A midi, après les obsèques d'une des victimes, Mme Ramos, du cimetière d'El-Alia, c'est une foule imposante d'hommes et de femmes au visage grave qui observe une minute de silence au monument aux morts. -------Une heure auparavant, devant la multiplication des incidents (vitrines de magasins brisées, musulmans molestés, voitures renversées et incendiées), le colonel Marey, qui commande le secteur Alger-Sahel, a donné l'ordre aux C.R.S. et aux gendarmes mobiles de disperser les petits groupes de jeunes gens dont la mobilité donne du fil à retordre au service d'ordre.
-------Toutes les entrées de la Casbah sont gardées par la troupe derrière des chevaux de frise et des réseaux de barbelés.
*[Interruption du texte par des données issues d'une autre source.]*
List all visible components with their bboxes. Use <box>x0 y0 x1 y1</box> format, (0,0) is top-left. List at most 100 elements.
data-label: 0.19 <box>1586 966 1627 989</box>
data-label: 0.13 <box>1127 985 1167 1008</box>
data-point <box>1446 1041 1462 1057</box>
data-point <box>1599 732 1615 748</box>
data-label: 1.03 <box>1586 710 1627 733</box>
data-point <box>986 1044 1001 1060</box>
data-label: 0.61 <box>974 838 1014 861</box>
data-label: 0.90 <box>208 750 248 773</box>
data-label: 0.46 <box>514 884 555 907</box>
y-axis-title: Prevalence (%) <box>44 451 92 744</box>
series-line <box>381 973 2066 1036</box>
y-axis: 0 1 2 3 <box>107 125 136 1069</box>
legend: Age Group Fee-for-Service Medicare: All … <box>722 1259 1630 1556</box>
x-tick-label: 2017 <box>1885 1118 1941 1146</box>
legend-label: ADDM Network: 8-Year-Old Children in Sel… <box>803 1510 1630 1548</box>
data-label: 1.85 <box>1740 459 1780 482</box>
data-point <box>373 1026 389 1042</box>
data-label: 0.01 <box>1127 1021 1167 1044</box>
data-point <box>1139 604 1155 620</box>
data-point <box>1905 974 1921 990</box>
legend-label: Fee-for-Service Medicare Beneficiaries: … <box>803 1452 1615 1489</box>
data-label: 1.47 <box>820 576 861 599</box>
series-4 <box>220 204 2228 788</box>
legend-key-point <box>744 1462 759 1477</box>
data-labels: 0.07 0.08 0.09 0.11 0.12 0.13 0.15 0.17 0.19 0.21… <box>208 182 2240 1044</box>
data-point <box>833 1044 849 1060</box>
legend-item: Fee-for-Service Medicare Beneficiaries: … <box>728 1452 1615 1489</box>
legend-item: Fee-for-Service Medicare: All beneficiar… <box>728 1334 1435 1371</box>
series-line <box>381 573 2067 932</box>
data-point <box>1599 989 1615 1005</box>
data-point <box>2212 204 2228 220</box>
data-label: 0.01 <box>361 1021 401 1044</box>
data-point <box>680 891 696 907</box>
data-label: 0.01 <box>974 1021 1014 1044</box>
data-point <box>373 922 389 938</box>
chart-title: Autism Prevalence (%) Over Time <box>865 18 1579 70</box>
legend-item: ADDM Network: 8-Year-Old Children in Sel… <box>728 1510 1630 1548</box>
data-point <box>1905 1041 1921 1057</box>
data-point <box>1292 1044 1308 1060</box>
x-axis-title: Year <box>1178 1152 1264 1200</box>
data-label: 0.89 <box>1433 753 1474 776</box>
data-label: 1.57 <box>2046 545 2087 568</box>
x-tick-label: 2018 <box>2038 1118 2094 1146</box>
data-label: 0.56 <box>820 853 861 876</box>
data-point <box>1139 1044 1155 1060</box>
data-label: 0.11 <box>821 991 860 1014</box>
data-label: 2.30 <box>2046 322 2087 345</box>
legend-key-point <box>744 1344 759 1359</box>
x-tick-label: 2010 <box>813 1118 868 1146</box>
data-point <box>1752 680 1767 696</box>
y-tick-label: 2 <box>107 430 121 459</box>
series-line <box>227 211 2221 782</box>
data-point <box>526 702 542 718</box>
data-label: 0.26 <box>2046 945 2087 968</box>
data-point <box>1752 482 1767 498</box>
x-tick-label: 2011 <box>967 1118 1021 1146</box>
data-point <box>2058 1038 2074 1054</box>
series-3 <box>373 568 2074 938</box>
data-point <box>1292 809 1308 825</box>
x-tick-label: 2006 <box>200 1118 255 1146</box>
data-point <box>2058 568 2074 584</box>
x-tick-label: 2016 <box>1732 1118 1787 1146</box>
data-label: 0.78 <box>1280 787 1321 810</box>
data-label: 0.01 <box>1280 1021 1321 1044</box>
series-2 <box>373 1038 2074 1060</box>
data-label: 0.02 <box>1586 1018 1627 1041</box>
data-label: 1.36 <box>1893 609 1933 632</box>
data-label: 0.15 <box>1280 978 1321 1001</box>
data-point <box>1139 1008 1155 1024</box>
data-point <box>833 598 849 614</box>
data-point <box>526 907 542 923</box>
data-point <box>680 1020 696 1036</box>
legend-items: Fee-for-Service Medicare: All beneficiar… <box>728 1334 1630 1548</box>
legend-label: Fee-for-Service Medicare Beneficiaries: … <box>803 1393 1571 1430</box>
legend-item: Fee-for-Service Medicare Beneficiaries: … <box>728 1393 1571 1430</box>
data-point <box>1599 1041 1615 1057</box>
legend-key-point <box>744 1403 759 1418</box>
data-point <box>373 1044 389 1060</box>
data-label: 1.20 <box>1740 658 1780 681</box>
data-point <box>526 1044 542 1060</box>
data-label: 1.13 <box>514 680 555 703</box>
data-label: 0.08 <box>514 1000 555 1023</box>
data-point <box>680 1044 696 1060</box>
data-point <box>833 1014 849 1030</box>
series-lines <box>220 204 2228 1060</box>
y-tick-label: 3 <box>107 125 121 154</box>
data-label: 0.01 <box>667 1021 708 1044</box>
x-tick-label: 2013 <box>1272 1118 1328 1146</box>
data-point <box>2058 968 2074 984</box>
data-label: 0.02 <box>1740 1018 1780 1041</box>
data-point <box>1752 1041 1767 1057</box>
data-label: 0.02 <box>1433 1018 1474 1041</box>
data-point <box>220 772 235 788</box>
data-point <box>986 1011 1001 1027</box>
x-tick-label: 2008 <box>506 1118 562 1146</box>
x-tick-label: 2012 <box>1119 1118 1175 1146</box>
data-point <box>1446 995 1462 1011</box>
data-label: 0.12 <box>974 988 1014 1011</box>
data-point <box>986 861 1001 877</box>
Alger replonge dans la folie...

-------Durant tout l'après-midi, Alger va vivre dans cette fièvre. C'est dans le bruit des explosions de grenades lacrymogènes, les injures aux C.R.S., les slogans et le refrain de la Marseillaise que les malheureuses victimes du dimanche de la Pentecôte sont conduites au cimetière de Saint-Eugène. Il y a aussi, hélas! des ratonnades, notamment à Bab-el-Oued, où les magasins musulmans ne se comptent plus. Ils sont surtout le fait de voyous que l'on retrouvera que chaque fois qu'Alger descendra dans la rue pour laisser éclater sa colère.
-------Le soir, au terme de cette journée qui comptera parmi les plus dures, on déplore six morts, cinq musulmans et un Européen, une cinquantaine de blessés, en majorité musulmans. Cent magasins ont été dévastés, vingt voitures incendiées. Il y a deux cents arrestations. Plusieurs hommes des unités territoriales en uniforme, qui avaient pris la tête des cortèges, sont retenus par l'armée
-------Le couvre-feu est avancé de minuit à 21 heures. La nuit apporte avec elle l'angoisse du lendemain. Avec ses nouvelles bombes, le F.L.N. a réussi à replonger la ville dans la folie. Pour Robert Lacoste, le remède est clair : il faut recommencer l'action entreprise janvier, détruire les cellules terroristes qui se sont reconstitué

Francis ATTARD

Les " diaboliques " du dimanche sèment la mort sur les stades

-----Djouher Akhror, 17 ans, auteur de l'attentat du 1 stade municipal d'Alger : 2 morts, 15 blessés.
-----Baya Hocine, 16 ans, terroriste du stade d'El-Biar. Elle déposa deux bombes 8 morts, 30 blessés.

-----10 février 1957.
-----Un dimanche.
-----Place du Gouvernement, trois garçons et deux filles attendent, au pied de la statue du duc d'Orléans.
-----Un taxi doit les prendre, à 14 h 15, pour les emmener au stade. Ce ne sont pas des sportifs tout à fait comme les autres. Les garçons ont un peu l'air traqués : Bahal Boualem, Bellamine Mohand et Bellamine Boudjema. Ils font partie des réseaux terroristes de Yacef. On leur a donné l'ordre, la veille, de déposer deux bombes au stade d'El-Biar et deux autres au stade municipal.
-----À 16 h 15.
-----Ces bombes, les filles qui les accompagnent les ont attachées sous leur gabardine, avec des foulards blancs. On ne fouille pas les femmes musulmanes. De petites bombes, pas plus grosses qu'un dictionnaire. Les gamines sont des lycéennes, Baya Nocine, qui fera équipe, au stade d'El-Biar, avec Bellamine Mohand, seize ans, et qui, d'une main sûre, déposera une bombe sur les gradins et l'autre dans les W-C de la buvette. Djouher Akhror, elle, en compagnie de Rahal Boualem, ira au stade municipal. C'est en dînant, le soir qu'ils apprennent le bilan : 10 morts et 45 blessés.